Chief Secretary to the Treasury visits Oxford BioMedica

22 February 2015


Oxford, UK – 23 February 2015: Oxford BioMedica plc (LSE: OXB), (“OXB” or “the Company”) a leading gene and cell therapy company, today welcomed the Rt Hon Danny Alexander, Chief Secretary to the Treasury, to its laboratories on the Oxford Science Park.

During the visit, the Chief Secretary to the Treasury toured the Company’s process development lab, a facility dedicated to the development of robust and scalable manufacturing processes for gene and cell based therapies that have the potential to transform medicine.

In recognition of Oxford BioMedica’s leading position in gene and cell therapy, the Company was awarded a combination of grant and loan funding worth £7.1 million under the UK Government’s Advanced Manufacturing Supply Chain Initiative (AMSCI) in 2013. The funding was awarded to the Company to support Oxford BioMedica in becoming a world-leader and UK Centre of Excellence in the manufacture and supply chain of gene and cell based therapies.

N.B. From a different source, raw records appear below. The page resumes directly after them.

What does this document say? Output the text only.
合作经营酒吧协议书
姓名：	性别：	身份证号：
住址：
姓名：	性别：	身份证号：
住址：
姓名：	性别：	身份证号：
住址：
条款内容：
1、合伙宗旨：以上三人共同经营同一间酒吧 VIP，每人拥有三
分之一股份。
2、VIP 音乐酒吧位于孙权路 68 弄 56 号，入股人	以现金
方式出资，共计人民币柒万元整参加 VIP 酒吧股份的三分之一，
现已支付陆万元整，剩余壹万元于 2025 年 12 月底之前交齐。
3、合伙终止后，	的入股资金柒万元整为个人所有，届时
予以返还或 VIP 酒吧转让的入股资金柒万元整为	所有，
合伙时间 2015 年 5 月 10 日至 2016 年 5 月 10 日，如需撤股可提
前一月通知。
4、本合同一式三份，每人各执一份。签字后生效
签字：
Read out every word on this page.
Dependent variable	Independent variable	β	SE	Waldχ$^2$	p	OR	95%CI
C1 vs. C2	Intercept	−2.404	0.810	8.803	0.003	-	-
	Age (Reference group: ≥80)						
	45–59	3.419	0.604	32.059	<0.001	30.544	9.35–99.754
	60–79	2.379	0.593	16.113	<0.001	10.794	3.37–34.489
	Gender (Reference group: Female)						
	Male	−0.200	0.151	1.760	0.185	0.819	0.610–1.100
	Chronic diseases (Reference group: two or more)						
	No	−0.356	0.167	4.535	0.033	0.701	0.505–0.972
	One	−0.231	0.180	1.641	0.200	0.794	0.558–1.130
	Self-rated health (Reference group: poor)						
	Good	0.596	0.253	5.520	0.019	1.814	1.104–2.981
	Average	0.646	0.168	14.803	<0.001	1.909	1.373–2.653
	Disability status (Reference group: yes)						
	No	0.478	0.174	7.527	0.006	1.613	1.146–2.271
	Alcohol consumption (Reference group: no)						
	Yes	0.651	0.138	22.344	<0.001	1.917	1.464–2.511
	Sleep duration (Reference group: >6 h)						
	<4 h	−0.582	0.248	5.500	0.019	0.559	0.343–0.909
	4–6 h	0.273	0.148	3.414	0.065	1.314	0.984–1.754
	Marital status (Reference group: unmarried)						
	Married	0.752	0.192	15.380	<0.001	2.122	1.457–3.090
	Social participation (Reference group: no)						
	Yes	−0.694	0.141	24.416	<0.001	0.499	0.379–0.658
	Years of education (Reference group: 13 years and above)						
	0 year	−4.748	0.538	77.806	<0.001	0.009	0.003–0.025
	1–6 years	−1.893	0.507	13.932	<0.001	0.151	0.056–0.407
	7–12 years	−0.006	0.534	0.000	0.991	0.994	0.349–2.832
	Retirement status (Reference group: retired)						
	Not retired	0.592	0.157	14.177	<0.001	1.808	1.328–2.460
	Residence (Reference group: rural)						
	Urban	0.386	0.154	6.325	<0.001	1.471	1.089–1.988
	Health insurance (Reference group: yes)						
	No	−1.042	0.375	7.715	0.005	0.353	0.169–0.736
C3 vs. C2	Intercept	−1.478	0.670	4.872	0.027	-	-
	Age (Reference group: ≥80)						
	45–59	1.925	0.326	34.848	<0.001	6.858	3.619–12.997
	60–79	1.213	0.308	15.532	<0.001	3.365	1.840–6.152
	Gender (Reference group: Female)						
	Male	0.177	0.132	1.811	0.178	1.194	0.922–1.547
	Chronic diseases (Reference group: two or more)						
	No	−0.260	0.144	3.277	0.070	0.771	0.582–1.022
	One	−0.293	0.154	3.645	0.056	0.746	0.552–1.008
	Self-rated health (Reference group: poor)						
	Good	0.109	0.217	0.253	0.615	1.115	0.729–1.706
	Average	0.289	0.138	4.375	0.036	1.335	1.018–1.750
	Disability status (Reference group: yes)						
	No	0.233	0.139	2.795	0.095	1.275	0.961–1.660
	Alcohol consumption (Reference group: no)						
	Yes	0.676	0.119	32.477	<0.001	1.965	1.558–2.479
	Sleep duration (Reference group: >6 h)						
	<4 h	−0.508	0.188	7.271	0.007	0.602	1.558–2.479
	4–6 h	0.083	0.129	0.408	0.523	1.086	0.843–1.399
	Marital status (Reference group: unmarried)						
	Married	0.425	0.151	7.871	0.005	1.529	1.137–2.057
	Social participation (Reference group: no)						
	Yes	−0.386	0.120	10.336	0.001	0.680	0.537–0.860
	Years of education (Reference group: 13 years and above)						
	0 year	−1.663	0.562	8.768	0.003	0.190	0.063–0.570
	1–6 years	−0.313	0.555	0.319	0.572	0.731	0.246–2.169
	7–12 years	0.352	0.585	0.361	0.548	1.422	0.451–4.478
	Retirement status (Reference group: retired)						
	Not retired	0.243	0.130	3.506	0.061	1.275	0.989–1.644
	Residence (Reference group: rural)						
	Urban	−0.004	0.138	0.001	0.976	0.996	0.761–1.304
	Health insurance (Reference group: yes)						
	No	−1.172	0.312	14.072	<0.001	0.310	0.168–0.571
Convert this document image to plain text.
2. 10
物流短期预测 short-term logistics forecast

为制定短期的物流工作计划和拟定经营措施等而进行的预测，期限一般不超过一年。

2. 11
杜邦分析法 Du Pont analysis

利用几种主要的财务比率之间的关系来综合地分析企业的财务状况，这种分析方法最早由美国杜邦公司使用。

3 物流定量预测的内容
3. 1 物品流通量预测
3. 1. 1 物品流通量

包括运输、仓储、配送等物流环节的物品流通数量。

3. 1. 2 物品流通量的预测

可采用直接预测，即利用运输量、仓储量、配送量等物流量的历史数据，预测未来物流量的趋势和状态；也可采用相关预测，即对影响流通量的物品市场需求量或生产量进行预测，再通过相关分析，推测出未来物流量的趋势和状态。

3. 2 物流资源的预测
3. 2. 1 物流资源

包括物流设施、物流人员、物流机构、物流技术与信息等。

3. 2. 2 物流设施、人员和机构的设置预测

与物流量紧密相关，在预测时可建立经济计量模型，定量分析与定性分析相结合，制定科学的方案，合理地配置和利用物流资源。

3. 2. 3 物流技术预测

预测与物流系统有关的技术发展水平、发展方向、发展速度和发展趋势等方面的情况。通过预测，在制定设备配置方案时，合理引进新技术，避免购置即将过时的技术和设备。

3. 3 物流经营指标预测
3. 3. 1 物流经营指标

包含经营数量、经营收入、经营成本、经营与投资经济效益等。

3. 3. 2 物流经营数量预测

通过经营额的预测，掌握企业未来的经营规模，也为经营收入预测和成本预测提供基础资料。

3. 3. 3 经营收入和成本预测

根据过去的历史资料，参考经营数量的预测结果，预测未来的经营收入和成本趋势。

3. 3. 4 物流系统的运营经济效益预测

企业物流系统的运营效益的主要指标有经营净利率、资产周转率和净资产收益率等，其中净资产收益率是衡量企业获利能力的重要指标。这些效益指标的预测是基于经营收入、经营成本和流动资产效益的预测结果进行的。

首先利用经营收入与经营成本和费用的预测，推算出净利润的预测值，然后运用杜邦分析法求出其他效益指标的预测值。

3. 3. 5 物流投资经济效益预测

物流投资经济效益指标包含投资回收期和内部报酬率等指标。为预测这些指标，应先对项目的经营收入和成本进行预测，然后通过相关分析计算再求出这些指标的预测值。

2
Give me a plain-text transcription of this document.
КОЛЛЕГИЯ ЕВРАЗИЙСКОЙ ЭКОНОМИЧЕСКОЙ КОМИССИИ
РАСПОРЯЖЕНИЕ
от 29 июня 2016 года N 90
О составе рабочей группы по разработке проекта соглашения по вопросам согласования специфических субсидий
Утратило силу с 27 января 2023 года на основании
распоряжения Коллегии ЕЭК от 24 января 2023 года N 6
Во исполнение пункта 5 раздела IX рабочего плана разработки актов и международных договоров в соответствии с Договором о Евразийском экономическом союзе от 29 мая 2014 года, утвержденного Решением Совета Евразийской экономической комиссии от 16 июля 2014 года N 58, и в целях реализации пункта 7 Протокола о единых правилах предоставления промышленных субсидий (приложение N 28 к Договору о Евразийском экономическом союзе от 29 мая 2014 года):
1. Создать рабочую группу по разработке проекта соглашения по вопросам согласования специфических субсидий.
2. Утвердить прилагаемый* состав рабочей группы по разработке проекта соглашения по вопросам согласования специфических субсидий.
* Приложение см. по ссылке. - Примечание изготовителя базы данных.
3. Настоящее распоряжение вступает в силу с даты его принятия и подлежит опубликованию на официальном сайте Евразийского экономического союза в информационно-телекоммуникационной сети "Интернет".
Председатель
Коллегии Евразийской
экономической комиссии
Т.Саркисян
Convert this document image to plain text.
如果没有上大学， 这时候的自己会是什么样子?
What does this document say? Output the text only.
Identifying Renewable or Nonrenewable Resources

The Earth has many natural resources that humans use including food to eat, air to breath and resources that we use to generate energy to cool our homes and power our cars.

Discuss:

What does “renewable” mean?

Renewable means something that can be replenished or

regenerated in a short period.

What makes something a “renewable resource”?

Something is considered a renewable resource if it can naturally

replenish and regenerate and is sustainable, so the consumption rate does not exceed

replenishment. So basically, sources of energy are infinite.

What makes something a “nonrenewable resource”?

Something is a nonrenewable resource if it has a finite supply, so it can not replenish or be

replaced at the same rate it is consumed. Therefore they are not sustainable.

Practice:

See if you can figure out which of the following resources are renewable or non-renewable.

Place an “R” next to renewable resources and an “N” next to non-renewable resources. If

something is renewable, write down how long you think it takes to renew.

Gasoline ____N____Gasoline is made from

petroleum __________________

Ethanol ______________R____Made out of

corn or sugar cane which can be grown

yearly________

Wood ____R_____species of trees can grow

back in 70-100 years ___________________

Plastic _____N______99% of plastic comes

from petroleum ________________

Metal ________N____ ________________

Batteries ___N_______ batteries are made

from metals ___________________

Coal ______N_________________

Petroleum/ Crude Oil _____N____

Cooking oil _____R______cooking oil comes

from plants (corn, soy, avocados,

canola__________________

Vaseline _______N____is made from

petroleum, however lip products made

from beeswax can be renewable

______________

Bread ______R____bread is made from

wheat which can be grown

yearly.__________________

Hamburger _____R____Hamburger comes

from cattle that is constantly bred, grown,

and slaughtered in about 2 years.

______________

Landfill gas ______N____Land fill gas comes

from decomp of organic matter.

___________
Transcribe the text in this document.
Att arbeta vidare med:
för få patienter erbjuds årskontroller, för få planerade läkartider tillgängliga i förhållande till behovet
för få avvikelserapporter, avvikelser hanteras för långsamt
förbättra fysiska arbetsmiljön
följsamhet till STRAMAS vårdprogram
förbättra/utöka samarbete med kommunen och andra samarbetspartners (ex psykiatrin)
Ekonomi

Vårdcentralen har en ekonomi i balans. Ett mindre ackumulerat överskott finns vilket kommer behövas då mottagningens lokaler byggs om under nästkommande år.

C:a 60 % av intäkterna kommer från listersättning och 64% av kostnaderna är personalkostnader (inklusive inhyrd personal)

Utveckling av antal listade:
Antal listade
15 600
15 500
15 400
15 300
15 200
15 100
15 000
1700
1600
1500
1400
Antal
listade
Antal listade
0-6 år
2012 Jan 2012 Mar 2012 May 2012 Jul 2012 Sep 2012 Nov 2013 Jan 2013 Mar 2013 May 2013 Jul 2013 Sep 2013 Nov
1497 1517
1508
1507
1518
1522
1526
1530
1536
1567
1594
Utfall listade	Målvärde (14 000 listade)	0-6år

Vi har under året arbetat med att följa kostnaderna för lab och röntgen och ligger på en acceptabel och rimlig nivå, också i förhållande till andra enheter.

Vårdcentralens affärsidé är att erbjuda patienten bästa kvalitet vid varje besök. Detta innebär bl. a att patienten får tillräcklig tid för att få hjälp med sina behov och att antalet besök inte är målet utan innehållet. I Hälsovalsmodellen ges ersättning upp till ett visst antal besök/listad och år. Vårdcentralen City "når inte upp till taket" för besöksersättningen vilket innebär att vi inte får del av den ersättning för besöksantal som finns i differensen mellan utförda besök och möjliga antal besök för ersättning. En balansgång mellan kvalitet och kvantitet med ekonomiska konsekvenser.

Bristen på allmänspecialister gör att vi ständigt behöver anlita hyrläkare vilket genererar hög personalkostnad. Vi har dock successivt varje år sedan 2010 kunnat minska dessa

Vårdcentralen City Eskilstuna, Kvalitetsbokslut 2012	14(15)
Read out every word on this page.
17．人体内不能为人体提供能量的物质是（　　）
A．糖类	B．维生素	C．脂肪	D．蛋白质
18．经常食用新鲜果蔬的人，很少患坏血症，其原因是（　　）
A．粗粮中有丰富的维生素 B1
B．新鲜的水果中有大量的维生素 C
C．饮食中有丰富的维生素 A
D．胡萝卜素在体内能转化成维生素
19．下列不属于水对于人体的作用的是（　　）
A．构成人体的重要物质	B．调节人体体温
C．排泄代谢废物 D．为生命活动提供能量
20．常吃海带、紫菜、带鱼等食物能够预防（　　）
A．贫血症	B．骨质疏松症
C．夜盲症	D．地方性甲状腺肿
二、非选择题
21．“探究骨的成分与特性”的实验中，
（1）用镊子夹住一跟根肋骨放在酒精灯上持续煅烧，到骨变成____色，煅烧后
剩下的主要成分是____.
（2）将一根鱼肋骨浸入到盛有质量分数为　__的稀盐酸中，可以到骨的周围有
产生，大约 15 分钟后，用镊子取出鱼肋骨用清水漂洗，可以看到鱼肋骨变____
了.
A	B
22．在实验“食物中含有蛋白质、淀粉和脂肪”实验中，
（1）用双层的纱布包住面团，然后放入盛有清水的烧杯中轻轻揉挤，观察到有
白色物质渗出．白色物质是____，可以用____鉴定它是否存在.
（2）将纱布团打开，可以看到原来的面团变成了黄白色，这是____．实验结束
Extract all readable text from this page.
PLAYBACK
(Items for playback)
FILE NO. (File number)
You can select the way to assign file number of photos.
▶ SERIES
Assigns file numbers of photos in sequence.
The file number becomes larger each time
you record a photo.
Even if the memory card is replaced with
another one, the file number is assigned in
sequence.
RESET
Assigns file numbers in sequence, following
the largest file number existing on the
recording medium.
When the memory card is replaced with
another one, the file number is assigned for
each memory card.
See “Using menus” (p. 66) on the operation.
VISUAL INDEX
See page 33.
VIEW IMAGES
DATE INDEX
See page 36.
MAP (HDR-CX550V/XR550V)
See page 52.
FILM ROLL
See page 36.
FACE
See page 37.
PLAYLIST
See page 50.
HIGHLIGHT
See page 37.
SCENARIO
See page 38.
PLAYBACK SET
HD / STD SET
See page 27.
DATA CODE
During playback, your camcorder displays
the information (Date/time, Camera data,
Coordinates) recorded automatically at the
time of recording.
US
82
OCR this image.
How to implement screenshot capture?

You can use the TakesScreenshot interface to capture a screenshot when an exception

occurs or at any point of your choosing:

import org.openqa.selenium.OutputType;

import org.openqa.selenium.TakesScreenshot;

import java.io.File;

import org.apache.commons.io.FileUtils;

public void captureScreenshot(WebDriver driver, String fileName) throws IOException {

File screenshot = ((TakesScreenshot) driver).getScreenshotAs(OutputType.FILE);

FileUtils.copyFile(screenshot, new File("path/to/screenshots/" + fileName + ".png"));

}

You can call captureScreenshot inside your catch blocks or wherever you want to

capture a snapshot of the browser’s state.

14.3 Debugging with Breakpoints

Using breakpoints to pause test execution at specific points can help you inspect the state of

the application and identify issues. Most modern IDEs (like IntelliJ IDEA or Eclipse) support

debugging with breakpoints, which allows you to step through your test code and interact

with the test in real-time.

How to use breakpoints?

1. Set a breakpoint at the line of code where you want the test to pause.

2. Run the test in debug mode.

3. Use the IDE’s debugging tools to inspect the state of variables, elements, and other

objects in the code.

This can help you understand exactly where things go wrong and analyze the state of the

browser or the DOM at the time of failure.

Chief Secretary to the Treasury Danny Alexander said: “Our science base is one of the UK’s most prized economic assets and I want us to remain a world-leader in science. That’s why this government has committed £345m to the Advanced Manufacturing Supply Chain Initiative (AMSCI) to help strengthen and grow advanced manufacturing supply chains in the UK.

“It’s great to visit Oxford BioMedica, which has invested AMSCI funding into becoming a world leader in the biopharmaceutical sector, creating new highly skilled local jobs that contribute to a stronger regional and national economy.”

John Dawson, Chief Executive Officer of Oxford BioMedica, said: “Positive actions in life sciences by the government in recent years have helped to create a much more encouraging funding environment in the UK. Specific items such as R&D tax breaks and the Innovate UK fund have been enormously helpful and the AMSCI funding in particular has undoubtedly helped us to win a major contract with Novartis in the field of cell therapy last year.”